Thousands of patients in the developing world suffering from terrible facial disfigurement could soon gain access to life-changing soft tissue prostheses using a technology developed by material scientists and clinicians at the University of Sheffield in collaboration with a private sector partner.
Until now, access to such prostheses has largely been restricted to countries with dedicated oral maxillofacial centres staffed with highly skilled technicians. Even where such centres exist, the art of building a new nose or ear remains an uncomfortable and time-consuming process for the patient, involving intrusive and labour-intensive techniques.
‘We knew there had to be a better, more modern way of making soft tissue prostheses, but we weren’t sure how it could be done,’ says the University of Sheffield’s Professor Ric van Noort.
As a materials scientist in the School of Clinical Dentistry, he was familiar with the use of 3D technology to make customized implants, but he was intrigued by the possibilities of using additive manufacturing technologies to create soft tissue prostheses.
A chance meeting at an international conference led van Noort and his colleagues to strike up a partnership with a Sheffield-based industrial design company, Fripp Design and Research. It has proved a fruitful relationship.
‘From the start we approached this problem from a multi-disciplinary perspective. There was a strong spirit of collaboration bringing together the knowledge and experience of clinicians, technicians, people like myself with material science backgrounds, and the design team at Fripp Design and Research. We couldn’t have been done it any other way,’ says van Noort.
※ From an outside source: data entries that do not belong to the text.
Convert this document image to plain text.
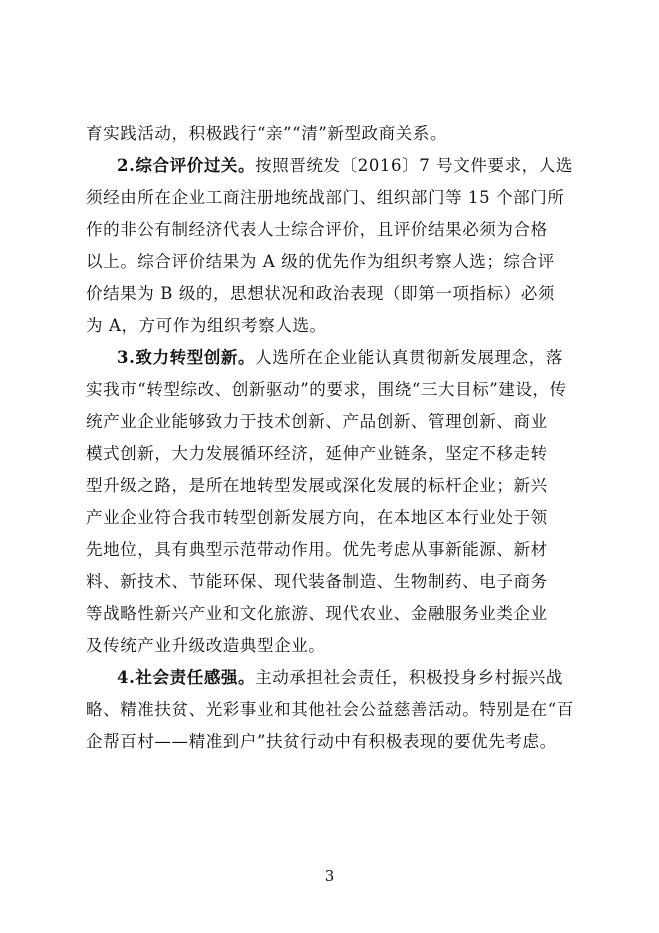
育实践活动，积极践行“亲”“清”新型政商关系。
2.综合评价过关。按照晋统发〔2016〕7 号文件要求，人选
须经由所在企业工商注册地统战部门、组织部门等 15 个部门所
作的非公有制经济代表人士综合评价，且评价结果必须为合格
以上。综合评价结果为 A 级的优先作为组织考察人选；综合评
价结果为 B 级的，思想状况和政治表现（即第一项指标）必须
为 A，方可作为组织考察人选。
3.致力转型创新。人选所在企业能认真贯彻新发展理念，落
实我市“转型综改、创新驱动”的要求，围绕“三大目标”建设，传
统产业企业能够致力于技术创新、产品创新、管理创新、商业
模式创新，大力发展循环经济，延伸产业链条，坚定不移走转
型升级之路，是所在地转型发展或深化发展的标杆企业；新兴
产业企业符合我市转型创新发展方向，在本地区本行业处于领
先地位，具有典型示范带动作用。优先考虑从事新能源、新材
料、新技术、节能环保、现代装备制造、生物制药、电子商务
等战略性新兴产业和文化旅游、现代农业、金融服务业类企业
及传统产业升级改造典型企业。
4.社会责任感强。主动承担社会责任，积极投身乡村振兴战
略、精准扶贫、光彩事业和其他社会公益慈善活动。特别是在“百
企帮百村——精准到户”扶贫行动中有积极表现的要优先考虑。
3
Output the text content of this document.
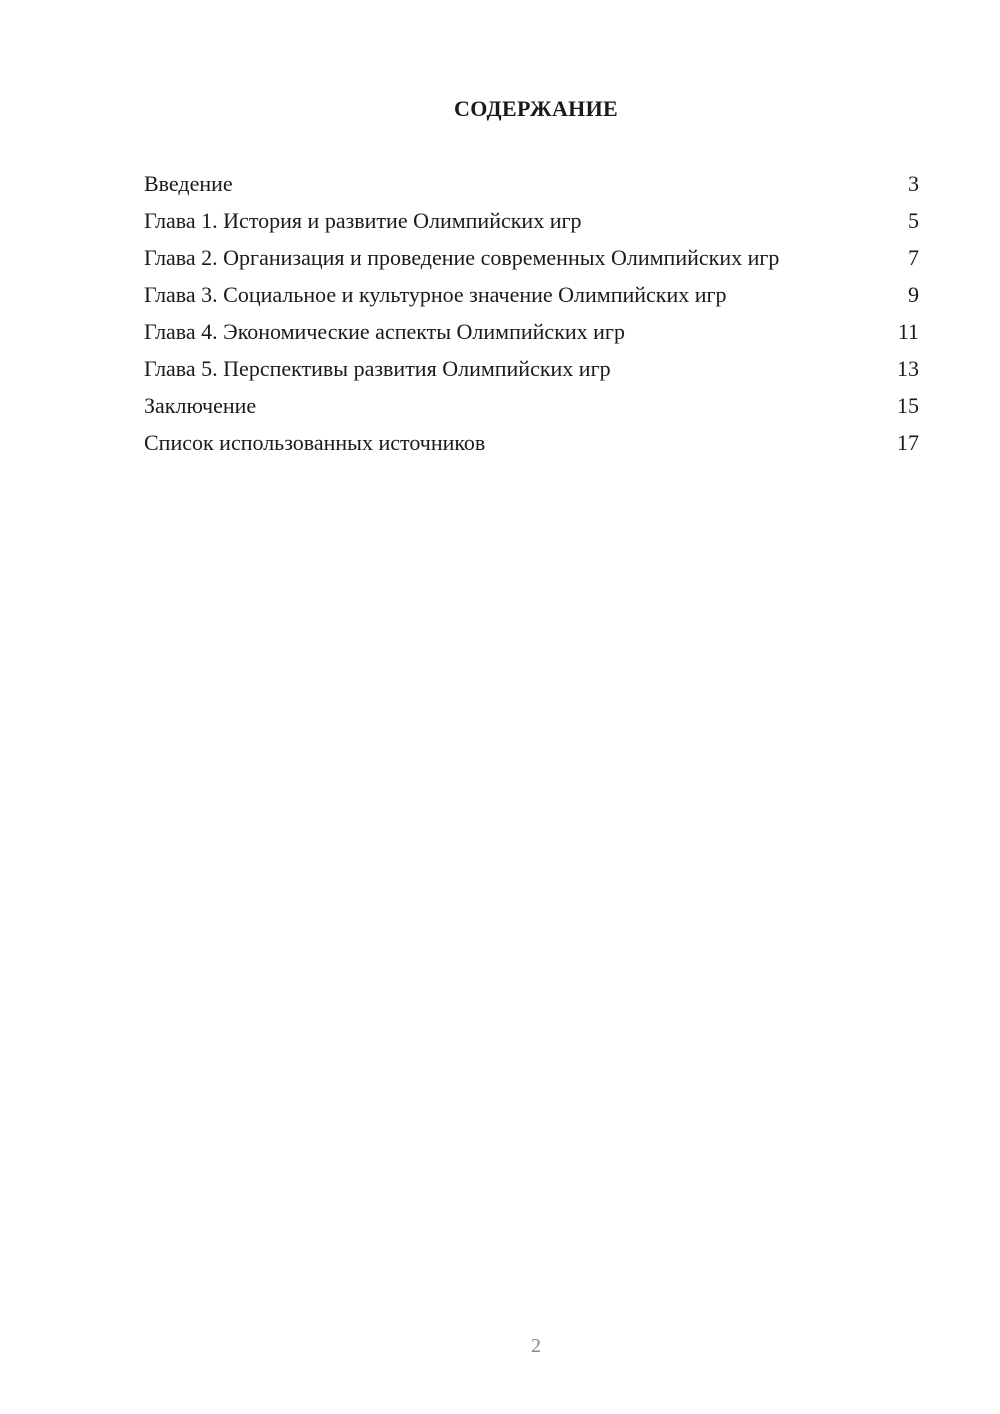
СОДЕРЖАНИЕ
Введение	3
Глава 1. История и развитие Олимпийских игр	5
Глава 2. Организация и проведение современных Олимпийских игр	7
Глава 3. Социальное и культурное значение Олимпийских игр	9
Глава 4. Экономические аспекты Олимпийских игр	11
Глава 5. Перспективы развития Олимпийских игр	13
Заключение	15
Список использованных источников	17
2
With funding from a number of sources, including a Translation Award from the Wellcome Trust, the group was able to develop a prosthesis that was both strong and flexible using materials that were unlikely to trigger an adverse reaction in the patient.
‘There were so many technical hurdles to overcome,’ says van Noort. Not least of which was the need to ensure that the colour and texture of the prosthesis matched perfectly the patient’s specific skin. All their hard work paid off, however, when they produced a prototype replacement nose for a nasal cancer patient.
‘She was delighted. In the past she had had to undergo an invasive process that could take all morning. We told her that all she would need to do was sit down and have her picture taken,’ says van Noort. There was no need to have an impression taken of her face with plaster of Paris.
Using computer aided design software developed by Fripp Design and Research, these images were than fed in to a sophisticated ‘printer’ that built layer upon layer of a material that had the right texture, colour and biocompatibility.
‘The parts that come out of the printer are like pastry: very fragile and absorbent,’ says Managing Director Tom Fripp. And because they contain a smaller proportion of silicone than traditional hand-crafted noses, the prostheses made by additive manufacturing are much lighter.
‘The patient noticed immediately how comfortable the nose felt and how the more feathered edge made it easier to blend into her face,’ says Fripp. Even better for the long-term care of the patient is that this technology enables ‘product profiles’ to be stored electronically so that replacements can be printed directly at the push of a button.
And this is one of the key benefits of this technology. ‘All we need is the 3D and 2D colour data to print out a new nose or ear here in the UK and then we can courier it back to the patient who might be anywhere in the world,’ says van Noort. The next stage of the work is to undertake clinical trials so that hopefully the technology will soon become a reality for the thousands of people around the world who still lack access to any kind of prosthesis. ‘That is our goal,’ he added.